Ethics Matters

A Monthly Column in News Photographer magazine

Deni Elliott, Poynter Jamison Chair in Media Ethics and Press Policy,
University of South Florida
Paul Elliott, Professor of Communications,
California State University, Fullerton
(E-mail and Web page)

The Irony of the Iconic:
Considering the Need for Criticism

(c) 2004

ICON: From the Greek eikon, to be like, to seem. 1. An image; a representation. 2. An important and enduring symbol.

From the first permanent photograph produced by the French inventor Joseph Niepce with his heliographic process in 1826 to the present day, the number of still images recorded and presented by amateur and professional photographers dwarfs the volume of hamburgers served by the McDonald's fast-food chain. For example, it's estimated that over 80 billion photographs were taken in 2003 alone. Likewise, the number of events captured on videotape since Charles Ginsburg of Ampex introduced the technology at the National Association of Broadcasters convention in 1956 defies quantification.

Despite the quantity of recorded images, the number of memorable still and video pictures that qualify as icons for a particular culture at a particular time -- representing the union between the literal (the straight-forward message presented by the image) and the symbolic (the often culturally-specific and deep-rooted emotional connection with the picture's content) as implied by the word's definition -- wouldn't fill a digital card or slide projector tray.

It's important for news photographers to think about the nature of icons because each news image has the potential of reaching this status. Icons, by definition, inform and reinforce cultural understandings. But unlike the more common definition of the term in which an image merely stands for a close approximation of the thing being represented (a bison painting on a cave wall or a printer picture on a computer's desktop, for example), icons as we're discussing them have an essential responsibility to truth. As the power of an image is magnified by icon status, the need for absolute accuracy and integrity is magnified as well. If a news image is the first draft of history, an icon is the final presentation.

Once an image is deemed iconic, critical assessments of its creator, production, and use are subjected to intense scrutiny and, ultimately, unquestioned belief and fierce loyalty. Icons carry emotional attachment. Once accepted, those attached to the particular image, maker, and/or content do not like their beliefs associated with it questioned.

That emotional attachment to an iconic image may explain why some readers objected to our criticisms of historic photographic icons within the context of a discussion on manipulation. When people think that they know the circumstances of an iconic event, or have attached meaning to it, they can become defensive when those deeply-held beliefs are challenged.

Yet, as we dealt with the sometimes venomous reactions to our questioning of iconic images, we were struck by the ironic implication that followed from the responses. Photojournalists, particularly those who felt that we were attacking historical shrines of the profession, cannot deny the necessity that every news photograph reflects the highest of currently understood ethical standards. Emotional attachment to iconic images, along with the uncertainty of which images will become icons, entails that all news images must be entirely accurate in development, context, capture, and presentation. No exceptions.

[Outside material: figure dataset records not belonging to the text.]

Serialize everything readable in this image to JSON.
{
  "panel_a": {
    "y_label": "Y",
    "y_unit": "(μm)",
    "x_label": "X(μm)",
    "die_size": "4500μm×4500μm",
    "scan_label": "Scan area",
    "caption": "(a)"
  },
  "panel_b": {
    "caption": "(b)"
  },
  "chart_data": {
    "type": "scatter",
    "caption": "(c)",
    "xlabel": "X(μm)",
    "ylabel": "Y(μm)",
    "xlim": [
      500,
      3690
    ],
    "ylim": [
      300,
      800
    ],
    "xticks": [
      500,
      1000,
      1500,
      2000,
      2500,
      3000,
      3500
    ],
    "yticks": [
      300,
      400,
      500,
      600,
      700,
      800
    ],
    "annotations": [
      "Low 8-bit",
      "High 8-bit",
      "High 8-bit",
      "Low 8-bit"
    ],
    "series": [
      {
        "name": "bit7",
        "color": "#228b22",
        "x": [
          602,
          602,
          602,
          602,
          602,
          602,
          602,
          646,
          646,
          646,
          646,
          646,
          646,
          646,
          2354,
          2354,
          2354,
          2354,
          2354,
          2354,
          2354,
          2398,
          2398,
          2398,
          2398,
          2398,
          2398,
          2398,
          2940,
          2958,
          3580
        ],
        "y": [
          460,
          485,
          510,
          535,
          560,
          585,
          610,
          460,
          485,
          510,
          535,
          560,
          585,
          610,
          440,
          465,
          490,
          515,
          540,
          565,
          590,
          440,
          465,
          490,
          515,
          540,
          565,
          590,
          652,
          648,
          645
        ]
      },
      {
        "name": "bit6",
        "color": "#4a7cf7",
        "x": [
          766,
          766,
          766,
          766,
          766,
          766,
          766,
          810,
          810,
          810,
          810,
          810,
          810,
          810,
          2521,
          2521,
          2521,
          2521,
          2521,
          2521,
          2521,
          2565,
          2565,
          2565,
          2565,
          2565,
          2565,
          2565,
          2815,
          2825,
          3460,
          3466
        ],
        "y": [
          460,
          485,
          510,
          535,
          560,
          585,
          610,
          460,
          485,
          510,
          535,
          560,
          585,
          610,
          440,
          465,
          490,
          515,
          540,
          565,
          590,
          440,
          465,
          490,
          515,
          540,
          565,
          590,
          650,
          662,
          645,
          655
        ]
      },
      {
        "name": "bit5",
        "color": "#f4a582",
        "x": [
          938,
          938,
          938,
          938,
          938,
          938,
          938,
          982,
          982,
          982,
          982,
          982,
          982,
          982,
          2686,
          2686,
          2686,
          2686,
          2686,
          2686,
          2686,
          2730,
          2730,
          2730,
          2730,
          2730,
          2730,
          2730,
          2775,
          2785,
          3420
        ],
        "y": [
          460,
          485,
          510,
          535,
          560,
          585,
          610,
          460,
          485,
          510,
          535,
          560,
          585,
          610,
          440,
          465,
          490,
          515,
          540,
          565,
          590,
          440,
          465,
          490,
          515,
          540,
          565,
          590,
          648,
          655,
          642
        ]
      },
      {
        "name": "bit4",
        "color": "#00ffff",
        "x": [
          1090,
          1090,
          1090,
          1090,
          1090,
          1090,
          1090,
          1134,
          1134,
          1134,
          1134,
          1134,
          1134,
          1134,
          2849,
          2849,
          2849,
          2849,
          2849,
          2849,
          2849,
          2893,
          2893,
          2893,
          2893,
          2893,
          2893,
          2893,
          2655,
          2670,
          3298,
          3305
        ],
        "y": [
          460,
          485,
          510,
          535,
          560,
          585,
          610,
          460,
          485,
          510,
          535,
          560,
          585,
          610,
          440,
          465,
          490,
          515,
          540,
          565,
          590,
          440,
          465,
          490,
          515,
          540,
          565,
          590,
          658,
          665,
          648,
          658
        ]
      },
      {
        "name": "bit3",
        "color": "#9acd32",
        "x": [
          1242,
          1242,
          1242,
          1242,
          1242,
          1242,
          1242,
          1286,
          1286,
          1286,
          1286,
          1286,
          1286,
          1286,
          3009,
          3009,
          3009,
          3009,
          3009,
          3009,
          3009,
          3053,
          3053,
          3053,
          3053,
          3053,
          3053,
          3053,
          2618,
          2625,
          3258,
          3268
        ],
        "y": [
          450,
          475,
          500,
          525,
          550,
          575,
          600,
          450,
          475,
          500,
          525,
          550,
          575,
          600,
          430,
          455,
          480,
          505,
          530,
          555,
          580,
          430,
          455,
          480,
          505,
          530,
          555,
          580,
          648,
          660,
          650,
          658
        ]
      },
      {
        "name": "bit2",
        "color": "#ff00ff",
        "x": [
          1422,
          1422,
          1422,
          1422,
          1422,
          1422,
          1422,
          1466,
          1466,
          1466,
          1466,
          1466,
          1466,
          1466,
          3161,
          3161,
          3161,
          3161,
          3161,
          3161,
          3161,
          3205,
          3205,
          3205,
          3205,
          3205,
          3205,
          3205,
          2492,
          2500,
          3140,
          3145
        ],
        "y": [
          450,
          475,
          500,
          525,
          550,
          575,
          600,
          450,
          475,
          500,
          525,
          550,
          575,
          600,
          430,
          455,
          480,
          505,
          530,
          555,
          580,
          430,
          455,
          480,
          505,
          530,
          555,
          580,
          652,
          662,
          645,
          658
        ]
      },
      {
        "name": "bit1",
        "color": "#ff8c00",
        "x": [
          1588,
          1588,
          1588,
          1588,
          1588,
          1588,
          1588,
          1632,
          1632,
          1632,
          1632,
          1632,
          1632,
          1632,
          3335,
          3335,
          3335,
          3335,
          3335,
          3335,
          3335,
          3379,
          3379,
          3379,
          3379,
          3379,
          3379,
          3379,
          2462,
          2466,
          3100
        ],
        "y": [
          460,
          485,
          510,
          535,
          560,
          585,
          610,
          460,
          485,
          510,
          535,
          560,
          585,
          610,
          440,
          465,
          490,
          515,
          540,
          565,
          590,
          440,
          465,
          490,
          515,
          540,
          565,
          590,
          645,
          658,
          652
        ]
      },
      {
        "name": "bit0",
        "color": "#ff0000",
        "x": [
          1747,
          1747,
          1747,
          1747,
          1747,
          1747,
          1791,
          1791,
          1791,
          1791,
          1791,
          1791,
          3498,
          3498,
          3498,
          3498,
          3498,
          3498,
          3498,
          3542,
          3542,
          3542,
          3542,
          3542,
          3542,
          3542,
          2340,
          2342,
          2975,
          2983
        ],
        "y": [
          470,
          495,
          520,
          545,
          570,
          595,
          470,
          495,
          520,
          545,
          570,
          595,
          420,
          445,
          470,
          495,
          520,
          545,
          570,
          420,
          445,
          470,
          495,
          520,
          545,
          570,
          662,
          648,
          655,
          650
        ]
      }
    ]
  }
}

Because of the deep cultural significance of icons, they can seem almost untouchable for those who want to critically study them. Since icons are, by definition, important and enduring, the respect afforded them through their historical importance and use has placed these images practically out of reach for academic scholars. The charge of "revisionist history" is easily leveled at anyone attempting to use present ethical standards and moral sensitivities to judge the actions of photographers and content of pictures from the past. But it is through revisionism that ethical standards get advanced. Cultures advance only when participants can critically review the past and realize that things could have been done differently at the time and that they certainly would be done differently today.

As professions mature, some conventional behaviors, once universally accepted, become less than acceptable. Stage-managing of news subjects is an obvious example of a professional practice that has changed over time. News imagery is now better understood as "catching" a moment in history rather than helping to create it.

What if in the future it is considered unethical not to tell those in the news to turn a certain way and say a certain phrase in order for viewers to fully understand a story? That eventuality carries with it the need to re-examine what was acceptable before. The clash between the revered and the reviled, like that between the icon and the current ethical standard, forces us to consider and more clearly articulate the professional principles that we believe to be inviolate.

The job of visual journalists is to document persons and events in all their joy and inhumanity. If an icon is produced in the process, it means that the photographer or videographer captured a moment that will be remembered for generations. It should be hoped and expected that professionals and scholars of a future generation will critique the image in a way that will throw light upon the past, the present, and the future.